Est-ce alors la non scientificité de la pensée économique de l’Islam qui peut justifier cet oubli dont elle est la victime ? Il est vrai que la pensée économique de l’Islam, ne relève pas de la science économique au sens auquel on a l’habitude de l’entendre aujourd’hui, c’est-à-dire d’une science autonome par rapport aux autres sciences et également par rapport aux idéologies, doctrines, systèmes politiques ou philosophiques. La pensée islamique est indissociable de la théologie, de l’histoire et de la philosophie de l’histoire.

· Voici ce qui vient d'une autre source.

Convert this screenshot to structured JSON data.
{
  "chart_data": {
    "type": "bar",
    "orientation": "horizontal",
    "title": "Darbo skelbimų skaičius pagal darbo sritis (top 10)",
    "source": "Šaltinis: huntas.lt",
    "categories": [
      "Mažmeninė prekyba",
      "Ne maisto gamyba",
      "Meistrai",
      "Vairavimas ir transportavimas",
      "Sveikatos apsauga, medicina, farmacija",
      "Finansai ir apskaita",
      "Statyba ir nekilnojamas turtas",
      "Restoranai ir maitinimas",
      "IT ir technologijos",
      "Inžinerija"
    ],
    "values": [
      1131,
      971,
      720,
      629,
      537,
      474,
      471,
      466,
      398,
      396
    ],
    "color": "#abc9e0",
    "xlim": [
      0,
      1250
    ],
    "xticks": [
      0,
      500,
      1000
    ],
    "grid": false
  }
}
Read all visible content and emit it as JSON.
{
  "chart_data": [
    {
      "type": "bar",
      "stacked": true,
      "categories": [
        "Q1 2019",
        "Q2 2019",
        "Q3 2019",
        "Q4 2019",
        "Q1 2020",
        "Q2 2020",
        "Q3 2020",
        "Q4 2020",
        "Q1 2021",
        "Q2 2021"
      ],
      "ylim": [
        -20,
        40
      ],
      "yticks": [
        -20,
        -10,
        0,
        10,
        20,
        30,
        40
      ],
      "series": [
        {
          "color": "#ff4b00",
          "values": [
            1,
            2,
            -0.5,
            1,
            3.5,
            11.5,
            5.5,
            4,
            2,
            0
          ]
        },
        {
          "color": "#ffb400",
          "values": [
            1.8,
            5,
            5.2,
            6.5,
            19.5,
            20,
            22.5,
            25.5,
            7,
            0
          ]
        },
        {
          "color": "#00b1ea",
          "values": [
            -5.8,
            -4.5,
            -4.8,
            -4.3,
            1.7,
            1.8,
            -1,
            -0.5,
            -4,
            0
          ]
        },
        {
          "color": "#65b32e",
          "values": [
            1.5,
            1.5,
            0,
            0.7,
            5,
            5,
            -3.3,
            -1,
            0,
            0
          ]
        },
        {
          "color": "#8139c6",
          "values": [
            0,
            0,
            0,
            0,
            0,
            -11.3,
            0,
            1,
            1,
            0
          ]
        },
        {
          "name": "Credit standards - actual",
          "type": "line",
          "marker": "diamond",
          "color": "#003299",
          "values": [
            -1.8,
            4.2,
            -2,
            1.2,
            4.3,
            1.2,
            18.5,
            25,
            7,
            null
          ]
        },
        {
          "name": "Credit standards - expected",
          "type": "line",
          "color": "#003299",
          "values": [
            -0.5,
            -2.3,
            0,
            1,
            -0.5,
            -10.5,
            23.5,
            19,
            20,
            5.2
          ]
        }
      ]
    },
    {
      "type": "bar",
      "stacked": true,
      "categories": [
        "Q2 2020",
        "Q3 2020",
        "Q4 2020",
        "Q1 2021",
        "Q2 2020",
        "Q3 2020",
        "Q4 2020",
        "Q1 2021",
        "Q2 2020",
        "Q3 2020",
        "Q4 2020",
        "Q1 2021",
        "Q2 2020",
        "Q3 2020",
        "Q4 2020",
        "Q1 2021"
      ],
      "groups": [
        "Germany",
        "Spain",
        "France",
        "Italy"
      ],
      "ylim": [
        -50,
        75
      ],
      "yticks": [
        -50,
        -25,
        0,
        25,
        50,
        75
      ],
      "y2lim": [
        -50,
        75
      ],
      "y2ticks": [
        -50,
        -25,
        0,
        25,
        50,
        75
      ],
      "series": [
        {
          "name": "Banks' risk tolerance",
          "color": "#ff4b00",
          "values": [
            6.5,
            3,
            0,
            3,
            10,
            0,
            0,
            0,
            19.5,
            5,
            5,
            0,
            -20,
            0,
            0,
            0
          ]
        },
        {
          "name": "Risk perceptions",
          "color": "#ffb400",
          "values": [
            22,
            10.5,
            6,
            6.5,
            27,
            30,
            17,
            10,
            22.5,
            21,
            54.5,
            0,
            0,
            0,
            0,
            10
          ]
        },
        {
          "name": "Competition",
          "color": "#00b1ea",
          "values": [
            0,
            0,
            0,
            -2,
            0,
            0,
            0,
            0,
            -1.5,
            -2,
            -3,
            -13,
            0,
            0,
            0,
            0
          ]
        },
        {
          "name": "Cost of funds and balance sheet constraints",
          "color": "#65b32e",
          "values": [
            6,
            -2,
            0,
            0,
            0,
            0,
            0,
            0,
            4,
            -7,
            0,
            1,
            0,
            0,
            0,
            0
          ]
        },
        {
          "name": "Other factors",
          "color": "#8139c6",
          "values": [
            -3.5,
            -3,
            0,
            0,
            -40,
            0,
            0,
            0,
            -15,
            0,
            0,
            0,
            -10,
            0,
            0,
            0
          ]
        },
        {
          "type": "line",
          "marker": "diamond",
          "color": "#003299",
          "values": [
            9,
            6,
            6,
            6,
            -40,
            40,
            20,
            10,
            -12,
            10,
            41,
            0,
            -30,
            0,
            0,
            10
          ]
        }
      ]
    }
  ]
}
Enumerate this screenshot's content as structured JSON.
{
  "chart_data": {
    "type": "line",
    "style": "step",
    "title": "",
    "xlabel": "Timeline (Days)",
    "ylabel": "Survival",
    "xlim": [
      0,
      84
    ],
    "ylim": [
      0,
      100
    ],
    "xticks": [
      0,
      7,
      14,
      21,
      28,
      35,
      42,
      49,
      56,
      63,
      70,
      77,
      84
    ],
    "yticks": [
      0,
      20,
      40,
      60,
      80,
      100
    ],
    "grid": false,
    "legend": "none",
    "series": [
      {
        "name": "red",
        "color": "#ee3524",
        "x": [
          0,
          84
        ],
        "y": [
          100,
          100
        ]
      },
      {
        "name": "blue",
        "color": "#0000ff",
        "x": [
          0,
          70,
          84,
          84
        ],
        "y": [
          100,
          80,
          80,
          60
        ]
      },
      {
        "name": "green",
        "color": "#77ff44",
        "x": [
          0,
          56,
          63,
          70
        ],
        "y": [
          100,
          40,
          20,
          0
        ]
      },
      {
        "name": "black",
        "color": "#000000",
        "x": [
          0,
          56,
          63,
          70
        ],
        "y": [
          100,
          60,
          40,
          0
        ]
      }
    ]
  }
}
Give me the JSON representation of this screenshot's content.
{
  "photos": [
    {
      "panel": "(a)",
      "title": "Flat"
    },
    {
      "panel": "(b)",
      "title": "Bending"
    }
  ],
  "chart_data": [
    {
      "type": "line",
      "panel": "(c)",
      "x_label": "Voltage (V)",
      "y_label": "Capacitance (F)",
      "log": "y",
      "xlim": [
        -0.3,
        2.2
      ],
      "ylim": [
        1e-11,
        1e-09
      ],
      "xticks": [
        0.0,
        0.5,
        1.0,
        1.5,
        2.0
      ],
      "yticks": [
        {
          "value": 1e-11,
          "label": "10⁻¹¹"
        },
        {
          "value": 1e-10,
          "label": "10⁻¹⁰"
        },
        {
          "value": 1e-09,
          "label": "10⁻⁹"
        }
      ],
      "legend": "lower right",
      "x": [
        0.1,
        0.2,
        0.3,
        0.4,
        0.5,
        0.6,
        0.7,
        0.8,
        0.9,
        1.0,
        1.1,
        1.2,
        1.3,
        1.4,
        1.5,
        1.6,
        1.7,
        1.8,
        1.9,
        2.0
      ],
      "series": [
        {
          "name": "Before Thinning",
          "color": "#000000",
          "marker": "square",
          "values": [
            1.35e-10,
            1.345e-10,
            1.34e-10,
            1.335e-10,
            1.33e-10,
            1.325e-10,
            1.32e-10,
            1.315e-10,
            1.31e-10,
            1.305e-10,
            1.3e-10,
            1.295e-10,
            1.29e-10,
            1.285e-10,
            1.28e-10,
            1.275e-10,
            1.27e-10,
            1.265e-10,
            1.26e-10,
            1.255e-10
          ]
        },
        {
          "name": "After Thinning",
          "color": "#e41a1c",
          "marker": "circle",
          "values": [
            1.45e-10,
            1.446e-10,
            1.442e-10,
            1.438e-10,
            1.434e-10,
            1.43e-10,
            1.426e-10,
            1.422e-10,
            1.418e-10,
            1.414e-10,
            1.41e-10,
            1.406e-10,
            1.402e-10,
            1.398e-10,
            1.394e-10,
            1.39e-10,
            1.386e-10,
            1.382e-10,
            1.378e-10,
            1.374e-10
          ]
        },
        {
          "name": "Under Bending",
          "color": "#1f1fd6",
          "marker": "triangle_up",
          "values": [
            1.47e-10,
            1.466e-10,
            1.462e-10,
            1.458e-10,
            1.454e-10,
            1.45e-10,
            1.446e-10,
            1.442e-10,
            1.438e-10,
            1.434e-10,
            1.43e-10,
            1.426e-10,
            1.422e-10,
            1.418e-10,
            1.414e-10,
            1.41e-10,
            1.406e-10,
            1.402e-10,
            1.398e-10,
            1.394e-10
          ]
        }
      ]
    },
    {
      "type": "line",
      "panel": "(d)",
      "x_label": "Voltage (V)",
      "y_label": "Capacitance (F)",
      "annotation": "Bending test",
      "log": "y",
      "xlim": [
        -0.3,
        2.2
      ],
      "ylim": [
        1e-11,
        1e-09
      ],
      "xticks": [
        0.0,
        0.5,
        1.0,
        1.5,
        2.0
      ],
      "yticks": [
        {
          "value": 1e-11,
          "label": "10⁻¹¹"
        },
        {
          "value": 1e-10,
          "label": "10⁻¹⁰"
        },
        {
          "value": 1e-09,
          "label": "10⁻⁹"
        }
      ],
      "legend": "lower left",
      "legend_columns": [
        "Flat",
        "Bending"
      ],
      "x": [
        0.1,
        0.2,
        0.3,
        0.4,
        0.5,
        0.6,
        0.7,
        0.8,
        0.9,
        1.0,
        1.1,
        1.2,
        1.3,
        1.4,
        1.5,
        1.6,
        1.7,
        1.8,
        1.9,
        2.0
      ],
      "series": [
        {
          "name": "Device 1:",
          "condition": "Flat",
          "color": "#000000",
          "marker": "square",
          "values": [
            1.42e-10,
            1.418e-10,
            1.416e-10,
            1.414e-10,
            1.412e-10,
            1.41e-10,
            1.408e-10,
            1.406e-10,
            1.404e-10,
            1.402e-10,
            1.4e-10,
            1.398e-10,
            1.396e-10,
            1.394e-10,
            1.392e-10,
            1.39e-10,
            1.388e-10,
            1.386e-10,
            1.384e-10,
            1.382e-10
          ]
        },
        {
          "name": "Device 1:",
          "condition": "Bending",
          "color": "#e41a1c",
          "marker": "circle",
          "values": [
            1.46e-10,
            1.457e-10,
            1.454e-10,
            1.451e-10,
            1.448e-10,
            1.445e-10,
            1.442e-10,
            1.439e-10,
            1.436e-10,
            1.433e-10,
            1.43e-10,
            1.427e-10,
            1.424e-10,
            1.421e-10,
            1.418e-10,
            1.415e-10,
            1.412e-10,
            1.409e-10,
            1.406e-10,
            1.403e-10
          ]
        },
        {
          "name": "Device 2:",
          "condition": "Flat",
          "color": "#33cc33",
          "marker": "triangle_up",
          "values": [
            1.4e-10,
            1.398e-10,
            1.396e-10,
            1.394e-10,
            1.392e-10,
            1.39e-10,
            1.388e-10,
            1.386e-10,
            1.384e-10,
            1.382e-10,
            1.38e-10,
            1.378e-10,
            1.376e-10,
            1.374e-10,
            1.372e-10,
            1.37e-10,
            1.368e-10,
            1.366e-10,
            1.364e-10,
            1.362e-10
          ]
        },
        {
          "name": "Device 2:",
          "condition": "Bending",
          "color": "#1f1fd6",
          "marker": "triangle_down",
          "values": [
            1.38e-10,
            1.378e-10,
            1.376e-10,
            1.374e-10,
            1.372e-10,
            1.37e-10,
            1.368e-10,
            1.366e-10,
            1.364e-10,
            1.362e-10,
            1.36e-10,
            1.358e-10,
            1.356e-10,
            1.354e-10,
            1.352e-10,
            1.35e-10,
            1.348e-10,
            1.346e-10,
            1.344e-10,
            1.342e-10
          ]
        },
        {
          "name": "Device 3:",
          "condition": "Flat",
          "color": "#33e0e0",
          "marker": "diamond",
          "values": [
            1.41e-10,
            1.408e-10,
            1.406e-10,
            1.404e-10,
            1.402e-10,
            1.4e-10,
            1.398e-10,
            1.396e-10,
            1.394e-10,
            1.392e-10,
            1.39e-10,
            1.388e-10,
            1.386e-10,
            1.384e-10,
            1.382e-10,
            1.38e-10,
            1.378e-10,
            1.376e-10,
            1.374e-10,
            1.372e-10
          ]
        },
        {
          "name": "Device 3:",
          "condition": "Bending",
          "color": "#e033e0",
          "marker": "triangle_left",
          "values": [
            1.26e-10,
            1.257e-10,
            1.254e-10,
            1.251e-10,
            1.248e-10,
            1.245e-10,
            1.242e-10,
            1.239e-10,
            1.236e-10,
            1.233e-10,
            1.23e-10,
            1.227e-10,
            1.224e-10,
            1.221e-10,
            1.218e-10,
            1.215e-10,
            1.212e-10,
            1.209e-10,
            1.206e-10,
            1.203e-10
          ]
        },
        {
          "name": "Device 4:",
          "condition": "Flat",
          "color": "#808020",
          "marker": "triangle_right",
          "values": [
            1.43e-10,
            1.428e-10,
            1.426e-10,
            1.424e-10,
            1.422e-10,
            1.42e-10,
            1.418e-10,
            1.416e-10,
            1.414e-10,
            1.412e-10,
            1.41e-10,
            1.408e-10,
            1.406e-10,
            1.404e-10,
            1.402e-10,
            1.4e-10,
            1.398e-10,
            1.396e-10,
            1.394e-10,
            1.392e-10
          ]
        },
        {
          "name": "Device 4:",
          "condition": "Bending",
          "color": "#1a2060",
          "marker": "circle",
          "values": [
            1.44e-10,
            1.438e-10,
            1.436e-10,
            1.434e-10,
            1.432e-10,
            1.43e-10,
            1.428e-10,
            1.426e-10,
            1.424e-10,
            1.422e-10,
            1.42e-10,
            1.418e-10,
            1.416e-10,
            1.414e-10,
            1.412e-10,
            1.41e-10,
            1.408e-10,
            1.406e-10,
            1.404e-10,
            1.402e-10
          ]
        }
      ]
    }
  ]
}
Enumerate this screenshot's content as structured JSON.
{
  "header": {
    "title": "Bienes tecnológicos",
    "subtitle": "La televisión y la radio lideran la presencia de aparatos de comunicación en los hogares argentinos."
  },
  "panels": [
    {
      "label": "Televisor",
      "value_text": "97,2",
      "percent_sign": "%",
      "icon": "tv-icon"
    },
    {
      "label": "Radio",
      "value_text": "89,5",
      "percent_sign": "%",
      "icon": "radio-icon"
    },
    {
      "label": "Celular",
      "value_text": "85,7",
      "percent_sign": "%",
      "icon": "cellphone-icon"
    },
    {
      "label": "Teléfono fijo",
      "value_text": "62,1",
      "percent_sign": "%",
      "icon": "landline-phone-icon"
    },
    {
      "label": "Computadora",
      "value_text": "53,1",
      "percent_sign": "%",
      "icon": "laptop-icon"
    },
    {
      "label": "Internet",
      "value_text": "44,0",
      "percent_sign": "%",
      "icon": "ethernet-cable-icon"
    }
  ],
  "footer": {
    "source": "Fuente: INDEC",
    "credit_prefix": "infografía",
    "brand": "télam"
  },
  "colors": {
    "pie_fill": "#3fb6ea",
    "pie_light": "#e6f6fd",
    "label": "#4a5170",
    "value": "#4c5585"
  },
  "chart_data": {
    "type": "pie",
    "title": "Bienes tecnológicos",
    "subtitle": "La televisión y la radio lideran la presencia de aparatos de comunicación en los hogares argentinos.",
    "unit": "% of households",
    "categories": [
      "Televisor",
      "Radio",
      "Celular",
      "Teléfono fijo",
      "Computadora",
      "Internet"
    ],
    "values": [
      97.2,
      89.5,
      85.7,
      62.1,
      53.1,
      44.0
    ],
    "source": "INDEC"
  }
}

Mais la pensée grecque est aussi intimement liée à la philosophie, et la pensée scolastique du Moyen Age est également indissociable de la théologie. Or ces périodes de la pensée économique pré-scientifique figurent en bonne place dans la plupart des manuels d’histoire de la pensée économique, y compris dans l’ouvrage de J.A. Schumpeter. Il n’en est pas de même pour la pensée économique de l’Islam !
L’argument de non scientificité ne pouvant être décemment avancé, il ne reste que le manque d’originalité de la pensée arabo-musulmane pour justifier son absence (ou presque) des manuels. Héritiers des Grecs, les arabes n’auraient donc pas fait fructifier l’héritage. Dès lors pourquoi s’y attarder ?
L’apport de l’Islam à l’économie s’est fait en trois temps : redécouverte et traduction des textes grecs, puis adaptation et islamisation de la pensée hellène, et enfin, dépassement par des apports nouveaux. Seuls quelques exemples illustrant ce dernier point seront repris ici : le cas des finances publiques, le cas des cycles économiques et le cas de la monnaie et des prix.
LES FINANCES PUBLIQUES
Plusieurs problèmes seront abordés par les auteurs arabo-musulmans : ceux de l’impact des recettes fiscales, puis du rôle des dépenses publiques et du déficit public.
"Trop d’impôt tue l’impôt" (déjà !)
Dès le VIIIe siècle, Al-Muqaffa (720-756/757) dénonce l’oppression fiscale dont sont victimes les paysans. L’agriculture n’est peut-être pas une source de richesse comparable au commerce maritime, mais elle n’en demeure pas moins encore le principal fondement de l’économie en ce siècle. Il est donc vital que l’Etat préserve cette activité de toute atteinte nuisible au développement de sa production. Abu Yousuf, Al-Dimashqî (IXe-XIIe ?) et Miskawayh (932-1030) ne disent pas autre chose.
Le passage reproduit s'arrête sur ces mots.